In 2011 Lemahieu and Van Proeyen proved the Monodromy Conjecture for the local topological zeta function of a non-degenerate surface singularity. The authors start from their work and obtain the same result for Igusa's \(p\)-adic and the motivic zeta function. In the \(p\)-adic case, this is, for a polynomial \(f\in\mathbf{Z}[x,y,z]\) satisfying \(f(0,0,0)=0\) and non-degenerate with respect to its Newton polyhedron, we show that every pole of the local \(p\)-adic zeta function of \(f\) induces an eigenvalue of the local monodromy of \(f\) at some point of \(f^{-1}(0)\subset\mathbf{C}^3\) close to the origin.

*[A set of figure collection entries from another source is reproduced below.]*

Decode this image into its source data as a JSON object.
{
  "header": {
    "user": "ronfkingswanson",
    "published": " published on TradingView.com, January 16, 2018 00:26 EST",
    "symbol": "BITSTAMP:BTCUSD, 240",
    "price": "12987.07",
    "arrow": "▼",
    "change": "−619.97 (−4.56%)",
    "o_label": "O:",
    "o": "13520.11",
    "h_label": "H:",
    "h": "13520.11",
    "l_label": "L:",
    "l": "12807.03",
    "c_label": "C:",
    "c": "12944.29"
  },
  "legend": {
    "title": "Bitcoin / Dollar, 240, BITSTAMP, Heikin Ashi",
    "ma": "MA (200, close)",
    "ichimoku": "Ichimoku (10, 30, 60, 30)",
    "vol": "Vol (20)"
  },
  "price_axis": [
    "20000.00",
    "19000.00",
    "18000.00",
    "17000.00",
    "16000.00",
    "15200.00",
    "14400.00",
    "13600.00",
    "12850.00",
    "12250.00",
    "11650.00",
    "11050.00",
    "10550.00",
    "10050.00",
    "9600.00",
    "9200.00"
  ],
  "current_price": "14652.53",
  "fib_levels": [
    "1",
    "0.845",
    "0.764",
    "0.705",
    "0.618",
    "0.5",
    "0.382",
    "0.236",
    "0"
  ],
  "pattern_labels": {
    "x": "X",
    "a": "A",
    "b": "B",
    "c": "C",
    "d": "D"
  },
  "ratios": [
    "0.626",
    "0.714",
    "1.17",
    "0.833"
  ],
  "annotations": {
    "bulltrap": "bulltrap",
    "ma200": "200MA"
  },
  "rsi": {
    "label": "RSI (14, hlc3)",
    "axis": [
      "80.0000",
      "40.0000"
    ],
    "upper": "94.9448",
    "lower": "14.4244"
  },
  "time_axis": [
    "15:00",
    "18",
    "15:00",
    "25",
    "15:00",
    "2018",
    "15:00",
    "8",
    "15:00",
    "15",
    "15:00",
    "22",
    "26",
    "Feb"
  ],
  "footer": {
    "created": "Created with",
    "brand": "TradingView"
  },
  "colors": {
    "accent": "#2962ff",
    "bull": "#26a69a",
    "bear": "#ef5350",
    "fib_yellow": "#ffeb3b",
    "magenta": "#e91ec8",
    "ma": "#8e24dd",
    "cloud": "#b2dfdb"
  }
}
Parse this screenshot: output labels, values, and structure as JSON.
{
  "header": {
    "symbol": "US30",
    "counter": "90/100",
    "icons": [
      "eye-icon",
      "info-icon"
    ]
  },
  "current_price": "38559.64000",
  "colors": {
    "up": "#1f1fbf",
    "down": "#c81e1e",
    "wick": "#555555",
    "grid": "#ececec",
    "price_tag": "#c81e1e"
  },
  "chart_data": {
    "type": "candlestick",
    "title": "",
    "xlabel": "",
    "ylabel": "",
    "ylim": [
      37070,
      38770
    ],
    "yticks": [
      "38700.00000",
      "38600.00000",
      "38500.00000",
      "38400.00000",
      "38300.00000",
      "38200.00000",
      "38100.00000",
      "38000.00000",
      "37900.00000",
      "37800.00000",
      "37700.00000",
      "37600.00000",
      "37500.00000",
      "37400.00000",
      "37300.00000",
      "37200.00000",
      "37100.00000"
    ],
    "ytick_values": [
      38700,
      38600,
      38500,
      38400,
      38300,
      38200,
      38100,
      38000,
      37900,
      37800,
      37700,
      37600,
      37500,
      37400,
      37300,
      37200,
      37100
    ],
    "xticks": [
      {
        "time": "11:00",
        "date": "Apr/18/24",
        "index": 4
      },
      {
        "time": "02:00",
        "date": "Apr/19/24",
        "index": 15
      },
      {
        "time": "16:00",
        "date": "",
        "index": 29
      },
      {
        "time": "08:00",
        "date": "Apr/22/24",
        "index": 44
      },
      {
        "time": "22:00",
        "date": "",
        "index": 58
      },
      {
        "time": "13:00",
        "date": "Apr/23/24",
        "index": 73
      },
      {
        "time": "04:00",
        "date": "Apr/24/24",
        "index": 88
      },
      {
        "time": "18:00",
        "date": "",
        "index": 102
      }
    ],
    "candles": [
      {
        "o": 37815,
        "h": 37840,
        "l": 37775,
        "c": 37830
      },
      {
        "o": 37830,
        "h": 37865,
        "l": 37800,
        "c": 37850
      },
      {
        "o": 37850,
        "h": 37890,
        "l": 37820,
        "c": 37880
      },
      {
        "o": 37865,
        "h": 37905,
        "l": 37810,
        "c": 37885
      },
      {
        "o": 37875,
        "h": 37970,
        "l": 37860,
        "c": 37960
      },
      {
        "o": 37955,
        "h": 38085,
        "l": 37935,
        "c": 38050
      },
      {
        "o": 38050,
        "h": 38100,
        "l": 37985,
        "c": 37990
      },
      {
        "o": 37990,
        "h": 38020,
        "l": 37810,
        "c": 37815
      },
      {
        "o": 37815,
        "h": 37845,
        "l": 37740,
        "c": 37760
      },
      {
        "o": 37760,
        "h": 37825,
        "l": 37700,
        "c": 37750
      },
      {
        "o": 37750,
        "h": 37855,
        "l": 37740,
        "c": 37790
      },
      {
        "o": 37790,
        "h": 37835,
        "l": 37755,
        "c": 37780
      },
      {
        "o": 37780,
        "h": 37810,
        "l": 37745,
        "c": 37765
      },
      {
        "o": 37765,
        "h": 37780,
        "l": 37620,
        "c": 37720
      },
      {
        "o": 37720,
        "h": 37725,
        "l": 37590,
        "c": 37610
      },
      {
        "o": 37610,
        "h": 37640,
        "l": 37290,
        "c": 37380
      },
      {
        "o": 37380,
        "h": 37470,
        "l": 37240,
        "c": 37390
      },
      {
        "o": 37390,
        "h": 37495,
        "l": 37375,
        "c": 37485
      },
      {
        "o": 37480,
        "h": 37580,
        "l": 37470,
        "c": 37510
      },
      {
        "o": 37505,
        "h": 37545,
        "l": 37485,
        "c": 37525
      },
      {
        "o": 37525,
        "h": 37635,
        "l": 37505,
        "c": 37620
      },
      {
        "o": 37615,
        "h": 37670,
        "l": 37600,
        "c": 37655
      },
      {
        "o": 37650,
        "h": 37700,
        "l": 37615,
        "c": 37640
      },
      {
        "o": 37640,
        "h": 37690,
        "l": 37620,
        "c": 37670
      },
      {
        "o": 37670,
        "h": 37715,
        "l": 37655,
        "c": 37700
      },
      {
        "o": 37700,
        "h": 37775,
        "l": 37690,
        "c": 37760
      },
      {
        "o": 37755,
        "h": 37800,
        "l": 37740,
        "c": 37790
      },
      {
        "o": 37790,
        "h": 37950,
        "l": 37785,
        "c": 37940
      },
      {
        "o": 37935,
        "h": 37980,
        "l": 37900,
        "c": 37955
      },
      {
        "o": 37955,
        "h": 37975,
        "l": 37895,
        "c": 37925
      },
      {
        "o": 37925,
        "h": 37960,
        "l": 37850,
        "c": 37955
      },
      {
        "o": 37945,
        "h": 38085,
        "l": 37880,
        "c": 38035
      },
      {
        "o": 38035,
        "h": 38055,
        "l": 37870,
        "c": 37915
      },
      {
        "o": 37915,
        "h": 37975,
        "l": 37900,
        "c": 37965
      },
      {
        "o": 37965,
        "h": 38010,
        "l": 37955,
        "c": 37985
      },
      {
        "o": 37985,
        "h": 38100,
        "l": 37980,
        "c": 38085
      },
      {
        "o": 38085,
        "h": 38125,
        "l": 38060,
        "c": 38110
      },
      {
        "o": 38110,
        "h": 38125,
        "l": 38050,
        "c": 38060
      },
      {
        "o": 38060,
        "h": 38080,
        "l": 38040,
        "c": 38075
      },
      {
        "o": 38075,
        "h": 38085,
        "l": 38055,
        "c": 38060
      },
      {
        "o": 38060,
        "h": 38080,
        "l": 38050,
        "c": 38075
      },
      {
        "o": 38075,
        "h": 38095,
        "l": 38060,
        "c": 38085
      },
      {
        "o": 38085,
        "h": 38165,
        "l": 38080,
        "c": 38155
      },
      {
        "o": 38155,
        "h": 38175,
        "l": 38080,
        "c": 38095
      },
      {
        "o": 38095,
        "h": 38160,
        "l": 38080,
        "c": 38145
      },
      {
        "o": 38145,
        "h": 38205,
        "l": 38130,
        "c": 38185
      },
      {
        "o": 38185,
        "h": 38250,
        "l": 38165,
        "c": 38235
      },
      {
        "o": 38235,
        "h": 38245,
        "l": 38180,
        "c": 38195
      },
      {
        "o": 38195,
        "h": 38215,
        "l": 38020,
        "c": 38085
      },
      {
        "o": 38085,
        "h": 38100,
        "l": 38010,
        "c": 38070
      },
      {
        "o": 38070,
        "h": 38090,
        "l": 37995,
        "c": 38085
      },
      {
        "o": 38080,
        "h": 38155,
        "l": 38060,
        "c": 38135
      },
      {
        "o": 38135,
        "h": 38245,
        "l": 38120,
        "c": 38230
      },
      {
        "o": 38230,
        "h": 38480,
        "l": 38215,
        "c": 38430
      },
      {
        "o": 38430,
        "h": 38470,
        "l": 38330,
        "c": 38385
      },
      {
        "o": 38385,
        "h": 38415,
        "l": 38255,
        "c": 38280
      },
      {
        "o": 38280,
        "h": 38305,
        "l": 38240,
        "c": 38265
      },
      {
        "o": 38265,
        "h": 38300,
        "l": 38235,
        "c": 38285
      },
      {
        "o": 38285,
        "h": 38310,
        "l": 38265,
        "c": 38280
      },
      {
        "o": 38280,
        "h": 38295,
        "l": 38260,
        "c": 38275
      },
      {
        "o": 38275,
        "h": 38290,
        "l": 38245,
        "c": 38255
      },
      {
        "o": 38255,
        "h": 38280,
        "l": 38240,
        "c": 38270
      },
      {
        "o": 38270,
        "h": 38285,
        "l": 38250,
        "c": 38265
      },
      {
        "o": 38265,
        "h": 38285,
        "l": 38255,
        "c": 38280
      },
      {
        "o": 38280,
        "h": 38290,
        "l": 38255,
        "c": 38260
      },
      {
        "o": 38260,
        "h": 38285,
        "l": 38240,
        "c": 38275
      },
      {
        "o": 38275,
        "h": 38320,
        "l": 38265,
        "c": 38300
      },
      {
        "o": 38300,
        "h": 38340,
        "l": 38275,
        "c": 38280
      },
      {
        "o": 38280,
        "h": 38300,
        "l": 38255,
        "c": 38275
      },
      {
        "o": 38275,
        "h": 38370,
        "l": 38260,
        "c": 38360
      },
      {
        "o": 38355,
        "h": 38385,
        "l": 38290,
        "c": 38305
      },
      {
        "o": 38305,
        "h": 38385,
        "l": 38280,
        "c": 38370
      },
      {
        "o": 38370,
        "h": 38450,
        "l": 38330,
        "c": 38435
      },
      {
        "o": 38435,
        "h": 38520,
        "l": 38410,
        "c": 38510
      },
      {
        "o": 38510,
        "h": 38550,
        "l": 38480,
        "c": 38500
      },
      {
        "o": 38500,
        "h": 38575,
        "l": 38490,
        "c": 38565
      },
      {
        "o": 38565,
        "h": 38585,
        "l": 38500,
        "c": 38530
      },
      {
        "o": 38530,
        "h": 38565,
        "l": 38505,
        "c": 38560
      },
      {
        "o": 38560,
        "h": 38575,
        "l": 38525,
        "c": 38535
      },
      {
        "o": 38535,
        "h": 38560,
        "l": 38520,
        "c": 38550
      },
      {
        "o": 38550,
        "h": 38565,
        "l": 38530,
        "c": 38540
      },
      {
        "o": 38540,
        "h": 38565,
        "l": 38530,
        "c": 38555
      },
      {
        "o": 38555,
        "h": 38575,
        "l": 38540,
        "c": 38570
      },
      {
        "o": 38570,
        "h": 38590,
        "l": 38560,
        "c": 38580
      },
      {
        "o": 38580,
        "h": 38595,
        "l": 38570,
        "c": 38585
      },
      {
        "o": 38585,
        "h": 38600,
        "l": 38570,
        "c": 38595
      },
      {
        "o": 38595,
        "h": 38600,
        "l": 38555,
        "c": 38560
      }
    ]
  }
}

Essentially the entire paper is dedicated to proving that, for \(f\) as above, certain candidate poles of Igusa's \(p\)-adic zeta function of \(f\), arising from so-called \(B_1\)-facets of the Newton polyhedron of \(f\), are actually not poles. This turns out to be much harder than in the topological setting. The combinatorial proof is preceded by a study of the integral points in three-dimensional fundamental parallelepipeds. Together with the work of Lemahieu and Van Proeyen, this main result leads to the Monodromy Conjecture for the \(p\)-adic and motivic zeta function of a non-degenerate surface singularity.